On stage at the Granada for the Santa Barbara Symphony’s Oscar Celebration | Photo: Santa Barbara Symphony
Santa Barbara Symphony CEO Kathryn Martin welcomes the audience at The Granada Theatre. | Photo: Santa Barbara Symphony

In what may be a tradition in the making, the Santa Barbara Symphony (SBS) once again went to the movies, in the shadow of Oscar time. A year ago, we got a hearty meal of music by John Williams, sans film clips. Last weekend, the cinema theme was given a broader, more historically pitched perspective in a program of (mostly) Oscar-winning film scores from early in the very existence of film music, dubbed “An Oscar Celebration!”

This time out, to its great advantage, the screen above the Granada stage sprang to life with the film scenes, to which the composers created their handiwork. We had the specific sight-sound synthesis before eyes and ears to appreciate the dynamism of Erich Wolfgang Korngold’s rousing orchestral intelligence for his work on The Adventures of Robin Hood, Max Steiner’s well-crafted tensions in Gone with the Wind’s burning of Atlanta scene, and Miklós Rózsa’s iconic tragic-heroic inventions for Ben-Hur.

Part of the special chemistry of this symphony performing film scores is personnel-centric: Many of its members are Los Angelenos who play film score sessions by day, and whose playing has literally been heard by millions in theaters and streaming everywhere. That said, we can safely report that none of the Symphony’s extant roster was around for film scoring gigs for the mostly 1930-1950s-era films in focus on this program.

In a genuine way, the program — crisply conducted by guest maestro Constantine Kitsopoulos — gave a rare and fascinating spotlight to the critical importance of music in cinema, and involved a certain reversal of roles, in which the music was elevated from the background to center stage, quite literally. For fans of film music (or should we say “music for films?”), we got a satisfying sense of evening up the score, so to speak.

The Symphony performs Miklós Rózsa’s score for ‘Ben-Hur.’ | Photo: Santa Barbara Symphony


With Rózsa’s stirring Ben-Hur score, for instance, music that tended to be obscured by sound effects and other distractions in the film was played in all its innate and upfront splendor onstage. The one on-screen piece came with Oscar Levant’s hilarious and gregarious scenes as soloist, conductor, and more, in Gershwin’s An American in Paris.

The Symphony performs Herbert Stothart’s score for ‘The Wizard of Oz.’ | Photo: Santa Barbara Symphony
Guests pose with Academy Award statues at Santa Barbara Symphony’s Oscar Celebration. | Photo: Santa Barbara Symphony

As a ripe and suitable endgame to the evening, the orchestra presented a four-scene segment from The Wizard of Oz, with its Herbert Stothart–composed score gaining intrigue in the illuminating flow of a live orchestral reading.

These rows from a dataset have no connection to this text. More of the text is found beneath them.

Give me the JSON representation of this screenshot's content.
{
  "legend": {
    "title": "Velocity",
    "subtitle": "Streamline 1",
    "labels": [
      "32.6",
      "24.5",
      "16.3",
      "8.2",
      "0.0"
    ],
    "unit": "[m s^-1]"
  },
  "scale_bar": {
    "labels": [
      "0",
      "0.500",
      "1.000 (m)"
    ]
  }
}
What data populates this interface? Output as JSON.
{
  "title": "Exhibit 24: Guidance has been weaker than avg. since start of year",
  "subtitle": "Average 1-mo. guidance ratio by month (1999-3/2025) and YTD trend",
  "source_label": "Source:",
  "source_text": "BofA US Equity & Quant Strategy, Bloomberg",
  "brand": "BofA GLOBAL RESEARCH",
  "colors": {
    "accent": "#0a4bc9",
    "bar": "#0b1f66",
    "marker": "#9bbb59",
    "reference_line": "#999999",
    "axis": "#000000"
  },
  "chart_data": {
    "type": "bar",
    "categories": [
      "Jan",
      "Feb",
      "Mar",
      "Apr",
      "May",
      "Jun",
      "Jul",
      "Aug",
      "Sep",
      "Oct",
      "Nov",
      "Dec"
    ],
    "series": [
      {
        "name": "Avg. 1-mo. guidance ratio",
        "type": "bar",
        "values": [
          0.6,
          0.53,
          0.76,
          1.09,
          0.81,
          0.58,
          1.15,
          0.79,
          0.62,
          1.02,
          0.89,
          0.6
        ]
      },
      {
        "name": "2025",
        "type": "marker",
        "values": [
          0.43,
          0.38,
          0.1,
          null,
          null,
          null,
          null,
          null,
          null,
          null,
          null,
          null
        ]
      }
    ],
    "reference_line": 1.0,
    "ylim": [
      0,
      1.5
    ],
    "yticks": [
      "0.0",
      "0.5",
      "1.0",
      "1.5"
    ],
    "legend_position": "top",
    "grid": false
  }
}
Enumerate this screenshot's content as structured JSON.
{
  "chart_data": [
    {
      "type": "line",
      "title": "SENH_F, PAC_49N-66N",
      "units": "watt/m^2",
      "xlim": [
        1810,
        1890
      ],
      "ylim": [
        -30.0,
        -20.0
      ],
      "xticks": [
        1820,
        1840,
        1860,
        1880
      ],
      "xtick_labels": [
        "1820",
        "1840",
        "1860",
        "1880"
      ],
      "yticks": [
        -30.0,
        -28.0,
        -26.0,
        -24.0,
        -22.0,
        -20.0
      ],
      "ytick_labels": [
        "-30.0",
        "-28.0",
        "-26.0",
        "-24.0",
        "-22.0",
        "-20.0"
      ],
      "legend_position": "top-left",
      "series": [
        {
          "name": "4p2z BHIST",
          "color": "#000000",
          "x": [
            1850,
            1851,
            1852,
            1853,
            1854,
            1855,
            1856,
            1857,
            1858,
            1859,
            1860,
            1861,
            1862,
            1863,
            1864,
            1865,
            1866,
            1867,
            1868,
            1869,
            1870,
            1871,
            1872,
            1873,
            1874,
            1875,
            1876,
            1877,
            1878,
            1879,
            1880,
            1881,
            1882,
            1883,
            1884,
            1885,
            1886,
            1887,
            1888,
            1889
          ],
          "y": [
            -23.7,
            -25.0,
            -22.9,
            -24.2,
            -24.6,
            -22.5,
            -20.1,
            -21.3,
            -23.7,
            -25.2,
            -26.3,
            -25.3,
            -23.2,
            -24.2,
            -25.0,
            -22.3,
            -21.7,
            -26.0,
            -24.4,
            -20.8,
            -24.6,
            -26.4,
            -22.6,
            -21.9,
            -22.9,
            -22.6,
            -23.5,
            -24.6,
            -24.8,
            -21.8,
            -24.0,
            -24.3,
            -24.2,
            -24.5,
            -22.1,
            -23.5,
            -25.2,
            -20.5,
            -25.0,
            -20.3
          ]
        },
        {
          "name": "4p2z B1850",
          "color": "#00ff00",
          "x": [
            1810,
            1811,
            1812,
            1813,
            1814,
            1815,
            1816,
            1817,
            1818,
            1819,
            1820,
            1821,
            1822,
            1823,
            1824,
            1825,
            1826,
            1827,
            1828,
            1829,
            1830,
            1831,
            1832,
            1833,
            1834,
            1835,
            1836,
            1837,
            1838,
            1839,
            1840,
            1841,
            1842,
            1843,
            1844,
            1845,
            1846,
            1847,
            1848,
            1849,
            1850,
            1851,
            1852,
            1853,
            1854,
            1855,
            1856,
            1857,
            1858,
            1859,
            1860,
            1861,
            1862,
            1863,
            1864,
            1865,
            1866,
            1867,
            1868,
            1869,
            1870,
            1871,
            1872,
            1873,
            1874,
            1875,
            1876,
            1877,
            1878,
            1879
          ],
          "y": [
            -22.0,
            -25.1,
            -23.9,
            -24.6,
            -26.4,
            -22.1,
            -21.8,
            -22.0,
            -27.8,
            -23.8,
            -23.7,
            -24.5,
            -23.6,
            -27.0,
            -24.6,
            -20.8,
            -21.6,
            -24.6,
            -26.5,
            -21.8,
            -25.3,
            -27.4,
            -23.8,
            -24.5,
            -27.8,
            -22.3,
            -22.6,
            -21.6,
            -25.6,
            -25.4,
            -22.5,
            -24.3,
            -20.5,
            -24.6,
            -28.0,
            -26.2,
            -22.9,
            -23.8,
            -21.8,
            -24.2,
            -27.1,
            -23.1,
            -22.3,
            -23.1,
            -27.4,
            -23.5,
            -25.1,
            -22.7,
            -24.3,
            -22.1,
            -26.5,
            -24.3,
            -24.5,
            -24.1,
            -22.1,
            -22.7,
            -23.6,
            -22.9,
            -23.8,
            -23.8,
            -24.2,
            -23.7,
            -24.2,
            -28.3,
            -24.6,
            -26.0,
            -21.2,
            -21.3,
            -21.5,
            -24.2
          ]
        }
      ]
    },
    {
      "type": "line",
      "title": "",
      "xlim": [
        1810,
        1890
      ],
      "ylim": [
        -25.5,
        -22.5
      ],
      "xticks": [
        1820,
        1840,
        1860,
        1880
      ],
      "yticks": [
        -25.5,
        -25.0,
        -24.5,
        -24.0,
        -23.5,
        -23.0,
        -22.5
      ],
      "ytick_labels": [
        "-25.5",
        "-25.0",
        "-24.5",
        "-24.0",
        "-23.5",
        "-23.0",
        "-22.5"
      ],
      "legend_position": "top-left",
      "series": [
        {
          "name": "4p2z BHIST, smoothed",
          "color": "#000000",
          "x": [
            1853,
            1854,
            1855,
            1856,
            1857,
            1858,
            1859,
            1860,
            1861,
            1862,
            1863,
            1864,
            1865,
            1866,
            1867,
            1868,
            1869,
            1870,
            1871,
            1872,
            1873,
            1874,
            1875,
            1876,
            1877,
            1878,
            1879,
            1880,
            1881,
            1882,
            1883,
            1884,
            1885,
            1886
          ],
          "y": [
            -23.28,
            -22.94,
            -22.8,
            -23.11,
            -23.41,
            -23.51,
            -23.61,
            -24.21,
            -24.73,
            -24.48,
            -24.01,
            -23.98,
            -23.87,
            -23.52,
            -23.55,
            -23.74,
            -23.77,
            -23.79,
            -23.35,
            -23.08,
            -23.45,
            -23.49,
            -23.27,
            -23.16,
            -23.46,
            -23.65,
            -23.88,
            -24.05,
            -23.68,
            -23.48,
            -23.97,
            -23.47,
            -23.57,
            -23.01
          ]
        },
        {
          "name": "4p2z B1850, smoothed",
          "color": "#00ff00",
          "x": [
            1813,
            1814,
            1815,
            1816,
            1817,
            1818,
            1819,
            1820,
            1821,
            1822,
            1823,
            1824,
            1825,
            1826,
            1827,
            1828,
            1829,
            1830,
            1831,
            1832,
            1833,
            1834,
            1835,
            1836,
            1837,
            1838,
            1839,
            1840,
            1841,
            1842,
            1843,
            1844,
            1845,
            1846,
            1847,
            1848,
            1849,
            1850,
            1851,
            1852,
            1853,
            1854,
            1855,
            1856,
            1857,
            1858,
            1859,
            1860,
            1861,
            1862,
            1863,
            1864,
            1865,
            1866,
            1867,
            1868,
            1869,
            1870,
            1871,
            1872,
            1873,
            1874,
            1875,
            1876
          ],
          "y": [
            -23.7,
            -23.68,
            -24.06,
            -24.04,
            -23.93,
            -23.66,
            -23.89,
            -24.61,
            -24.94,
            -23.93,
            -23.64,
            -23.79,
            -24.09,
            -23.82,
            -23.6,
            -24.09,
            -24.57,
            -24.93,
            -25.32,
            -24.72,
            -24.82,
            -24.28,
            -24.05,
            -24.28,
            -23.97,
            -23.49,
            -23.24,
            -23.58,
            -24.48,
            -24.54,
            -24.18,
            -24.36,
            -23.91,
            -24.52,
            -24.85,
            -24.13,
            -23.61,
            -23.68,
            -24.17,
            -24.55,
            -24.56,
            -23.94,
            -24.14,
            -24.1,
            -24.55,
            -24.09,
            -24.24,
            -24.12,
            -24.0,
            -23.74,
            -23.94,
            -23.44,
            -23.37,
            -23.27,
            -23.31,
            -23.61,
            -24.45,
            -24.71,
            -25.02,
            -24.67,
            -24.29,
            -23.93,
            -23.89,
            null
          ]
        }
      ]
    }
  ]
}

Of particular interest was a surreally gymnastic scene cut from the film, with Ray Bolger’s elastic Scarecrow making some gravity-defying moves. The program’s moderator, the glitteringly outfitted Leslie Zemeckis, got a bit emotional in her introduction to the segment: “Santa Barbara has weathered many storms, and we feel blessed to live here. We can all relate to Dorothy when she says, ‘There’s no place like home.’”

The one film score on the program that was not kissed by an Oscar (a flagrant snubbing) was Bernard Herrmann’s classic score for Orson Welles’s masterpiece Citizen Kane, the greatest of all American films (says me). The music also has the distinction of standing up on its own as concert music apart from the visual element. At the Granada, the orchestra performed just the bookends of the film, the prelude and postlude regarding the meaning of “Rosebud,” with music of funereal, Wagnerian elegance. They don’t write ‘em like that anymore.